Еврей поклонился и вышел.

В тот самый день явились ко мне жених с невестой просить повенчать их. Я велел им приходить говеть и повторять молитвы, да принести записку из экономии: тогда ведь без дозволения помещика нельзя было венчать его крепостных. Вечером приходит отец жениха, кланяется и говорит:

— Я пришел к вам, батюшка, заявить, что из нашей свадьбы может еще ничего и не выйдет: с Янкелем нет никакого сладу.

— Какого сладу?

— Да насчет водки, батюшка!

— Вздорожала, что ли?

— Нет, не вздорожала, батюшка, да Янкель с меня уж слишком много ее требует. Целых двенадцать ведер! А я мужик бедный. И денег столько нет, и продать нечего. Есть одна коровка, да она больно тоща — какая ей цена нынче! Продать — и на Янкеля деньжонок не хватит. Есть два бычка, да тех нельзя продавать: на них я барщину отрабатываю.

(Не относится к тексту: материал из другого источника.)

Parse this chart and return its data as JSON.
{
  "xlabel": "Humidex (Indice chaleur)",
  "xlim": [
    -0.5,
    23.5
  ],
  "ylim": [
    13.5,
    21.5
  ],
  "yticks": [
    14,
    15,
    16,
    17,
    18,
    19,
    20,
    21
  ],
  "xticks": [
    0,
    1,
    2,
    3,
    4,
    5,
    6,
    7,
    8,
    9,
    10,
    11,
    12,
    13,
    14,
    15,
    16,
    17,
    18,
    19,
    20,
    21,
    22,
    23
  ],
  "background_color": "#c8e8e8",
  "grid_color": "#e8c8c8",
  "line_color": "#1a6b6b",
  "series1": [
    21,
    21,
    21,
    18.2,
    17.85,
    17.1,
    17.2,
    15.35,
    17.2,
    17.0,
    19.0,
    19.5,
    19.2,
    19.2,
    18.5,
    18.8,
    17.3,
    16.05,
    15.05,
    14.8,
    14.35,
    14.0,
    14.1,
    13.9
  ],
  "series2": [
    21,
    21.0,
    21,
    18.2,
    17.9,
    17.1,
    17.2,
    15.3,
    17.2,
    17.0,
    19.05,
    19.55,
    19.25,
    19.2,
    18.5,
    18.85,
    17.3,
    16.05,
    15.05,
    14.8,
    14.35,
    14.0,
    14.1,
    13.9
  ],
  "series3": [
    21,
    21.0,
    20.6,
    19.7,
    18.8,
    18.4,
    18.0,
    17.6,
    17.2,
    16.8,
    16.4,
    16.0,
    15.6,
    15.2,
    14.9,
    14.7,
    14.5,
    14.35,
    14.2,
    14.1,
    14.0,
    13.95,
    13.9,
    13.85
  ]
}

— Зачем же тебе двенадцать ведер! Возьми одно, ну… два, — будет с тебя!

— И я так говорю, да не дадут записки.

— Какой записки?

— Вчера я был в экономии, там велели отправиться к Янкелю и принести от него записку с печаткой, что мы с ним уже сошлись, сколько взять водки. У нас так заведено. Пришел я к Янкелю, а он поставил мне двенадцать ведер. Как мы его ни просили, как ни плакали, я, и жена, и сват, — ничего не получилось: бери, говорит, двенадцать ведер — и кончен бал, — и полведерка не сбавил!

— Вот как! Ступай, еще проси!

— Напрасно, батюшка, напрасно! Я уж не то, что просил, я у него в ногах валялся, чтоб хоть что-нибудь сбавил; да Янкель подсмеивается только надо мной, да и все жиды смеялись.

— Ну что ж я тут тебе поделаю? Без записки мне венчать нельзя!

— Ох, доля ты наша бедная, горемычная! — заплакал мужик, подошел под благословение и ушел.

У меня тоже покатились слезы. Ведь это рабство, настоящее рабство! О, бедный ты, родимый народ наш! Доколе ты будешь страдать?.. Назавтра приходят жених с невестой повторять молитвы.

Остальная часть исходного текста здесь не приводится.